Oysa hiçbir ilişki, muhtaçlıkla sağlıklı kalamaz.
Ne kadın bir erkeğin tek nefesi olabilir…
Ne de erkek bir kadının eksik tamamlayıcısıdır.
Bu “kontrol arzusu” sadece kadına ait değil elbet. Ama son dönemde bazı kadınlar, erkeklerin geçmişteki buyurganlığının simetriğini oynuyor gibi:
Sözde modern, özgürlükçü, bağımsız…
Ama içinde büyüttüğü, gizli bir intikam senaryosu.
“Erkekleri yularla gezdiririm” düşüncesi, sadece karşı cinsi değersizleştirmiyor;
aynı zamanda kadının da kendi içindeki zarafeti, inceliği, sevgiye olan inancını öldürüyor.
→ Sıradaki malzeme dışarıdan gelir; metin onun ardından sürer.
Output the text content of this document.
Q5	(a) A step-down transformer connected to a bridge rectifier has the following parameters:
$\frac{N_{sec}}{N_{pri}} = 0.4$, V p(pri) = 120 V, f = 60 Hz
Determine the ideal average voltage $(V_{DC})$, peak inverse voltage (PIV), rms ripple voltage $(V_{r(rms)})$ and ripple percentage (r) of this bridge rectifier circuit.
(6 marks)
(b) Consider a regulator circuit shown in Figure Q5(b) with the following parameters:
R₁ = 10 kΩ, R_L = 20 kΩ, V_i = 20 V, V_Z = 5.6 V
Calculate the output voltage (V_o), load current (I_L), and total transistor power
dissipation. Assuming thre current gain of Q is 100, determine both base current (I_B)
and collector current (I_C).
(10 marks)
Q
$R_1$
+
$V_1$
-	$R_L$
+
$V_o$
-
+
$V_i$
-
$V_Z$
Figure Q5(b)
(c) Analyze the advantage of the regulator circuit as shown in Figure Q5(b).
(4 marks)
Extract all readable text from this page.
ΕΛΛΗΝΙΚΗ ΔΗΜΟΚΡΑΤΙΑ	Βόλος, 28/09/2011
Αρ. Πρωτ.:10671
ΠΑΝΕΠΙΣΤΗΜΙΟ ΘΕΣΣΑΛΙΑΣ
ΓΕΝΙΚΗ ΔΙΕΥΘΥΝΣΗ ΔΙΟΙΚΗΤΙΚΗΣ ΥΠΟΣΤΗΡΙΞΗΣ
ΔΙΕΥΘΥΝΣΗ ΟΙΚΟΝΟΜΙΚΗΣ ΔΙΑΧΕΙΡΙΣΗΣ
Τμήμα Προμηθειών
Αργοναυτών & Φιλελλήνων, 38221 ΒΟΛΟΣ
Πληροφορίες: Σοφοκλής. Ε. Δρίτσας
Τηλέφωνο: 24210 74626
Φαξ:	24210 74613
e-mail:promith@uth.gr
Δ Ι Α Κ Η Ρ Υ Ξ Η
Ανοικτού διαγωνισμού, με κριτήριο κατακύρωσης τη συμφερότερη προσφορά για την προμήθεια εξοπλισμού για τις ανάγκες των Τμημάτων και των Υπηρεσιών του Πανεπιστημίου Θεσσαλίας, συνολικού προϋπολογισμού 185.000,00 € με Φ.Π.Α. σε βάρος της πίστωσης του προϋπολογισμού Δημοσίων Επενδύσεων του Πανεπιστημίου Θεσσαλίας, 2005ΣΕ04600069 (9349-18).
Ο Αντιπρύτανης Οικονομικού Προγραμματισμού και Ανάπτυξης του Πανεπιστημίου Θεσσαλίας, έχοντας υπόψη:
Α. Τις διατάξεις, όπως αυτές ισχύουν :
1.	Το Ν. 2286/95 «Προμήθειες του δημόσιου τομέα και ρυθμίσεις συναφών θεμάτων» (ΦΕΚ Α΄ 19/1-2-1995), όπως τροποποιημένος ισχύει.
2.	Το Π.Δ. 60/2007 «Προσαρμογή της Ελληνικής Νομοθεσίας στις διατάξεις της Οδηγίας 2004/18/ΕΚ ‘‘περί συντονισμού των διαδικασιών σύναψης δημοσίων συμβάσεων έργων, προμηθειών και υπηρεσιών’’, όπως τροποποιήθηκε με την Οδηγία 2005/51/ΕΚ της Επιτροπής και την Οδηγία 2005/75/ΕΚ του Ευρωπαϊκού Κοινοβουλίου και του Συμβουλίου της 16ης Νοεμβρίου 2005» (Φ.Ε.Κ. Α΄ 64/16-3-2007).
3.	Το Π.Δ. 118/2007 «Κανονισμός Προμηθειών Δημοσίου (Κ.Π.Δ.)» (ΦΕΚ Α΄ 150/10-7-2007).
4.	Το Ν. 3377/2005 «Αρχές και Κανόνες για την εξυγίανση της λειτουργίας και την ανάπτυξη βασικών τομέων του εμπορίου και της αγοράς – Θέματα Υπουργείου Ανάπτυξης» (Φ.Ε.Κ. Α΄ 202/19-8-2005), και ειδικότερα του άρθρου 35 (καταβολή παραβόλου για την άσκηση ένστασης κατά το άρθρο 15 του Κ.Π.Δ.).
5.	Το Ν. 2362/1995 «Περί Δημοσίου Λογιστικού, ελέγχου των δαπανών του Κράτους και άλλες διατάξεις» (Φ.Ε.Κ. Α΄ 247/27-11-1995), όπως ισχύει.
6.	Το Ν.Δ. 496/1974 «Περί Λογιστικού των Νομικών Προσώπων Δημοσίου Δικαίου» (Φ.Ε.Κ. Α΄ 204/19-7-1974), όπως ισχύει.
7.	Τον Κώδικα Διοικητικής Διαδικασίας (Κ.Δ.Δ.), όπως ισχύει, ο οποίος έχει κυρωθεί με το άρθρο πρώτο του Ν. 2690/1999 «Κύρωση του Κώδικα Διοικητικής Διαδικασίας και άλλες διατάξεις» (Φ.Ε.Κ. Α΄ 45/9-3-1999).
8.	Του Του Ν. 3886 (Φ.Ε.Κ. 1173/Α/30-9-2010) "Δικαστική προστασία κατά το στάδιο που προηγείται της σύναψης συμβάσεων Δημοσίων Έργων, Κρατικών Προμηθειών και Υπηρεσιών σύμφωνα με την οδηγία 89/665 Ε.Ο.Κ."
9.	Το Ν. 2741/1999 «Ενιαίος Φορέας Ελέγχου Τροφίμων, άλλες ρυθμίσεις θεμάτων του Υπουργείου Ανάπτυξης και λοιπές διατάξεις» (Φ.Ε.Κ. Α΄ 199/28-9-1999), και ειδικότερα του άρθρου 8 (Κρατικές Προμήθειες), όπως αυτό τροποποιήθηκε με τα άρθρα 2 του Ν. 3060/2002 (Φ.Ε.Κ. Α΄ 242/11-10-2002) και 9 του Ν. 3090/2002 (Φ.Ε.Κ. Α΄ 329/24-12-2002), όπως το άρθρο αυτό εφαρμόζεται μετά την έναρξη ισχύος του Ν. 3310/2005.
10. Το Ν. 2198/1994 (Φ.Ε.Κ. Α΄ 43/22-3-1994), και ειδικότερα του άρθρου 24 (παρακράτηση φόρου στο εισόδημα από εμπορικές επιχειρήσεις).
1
Kadın olmak, güçlü olmak demektir elbet.
Ama güç; yıkmak değil, onarmakla ölçülür.
Kibir, geçici bir alkışın peşinden sürükler insanı.
Gurur, sevginin önüne geçince sadece yalnızlık üretir.
Ve evet, o kadın giderse belki Ankara yanmaz…
Ama içten içe o kadının içi yanar da fark etmez.
Çünkü birini kontrol etmenin hazzı, sevgiyi yaşamanın huzurunu hiçbir zaman vermez.
Gerçek güç; ihtiyaç duymadan sevebilmekte,
Yular değil, yoldaş olabilmekte…
Ve biri giderse ardından öfkeyle değil; olgunlukla susabilmekte saklıdır.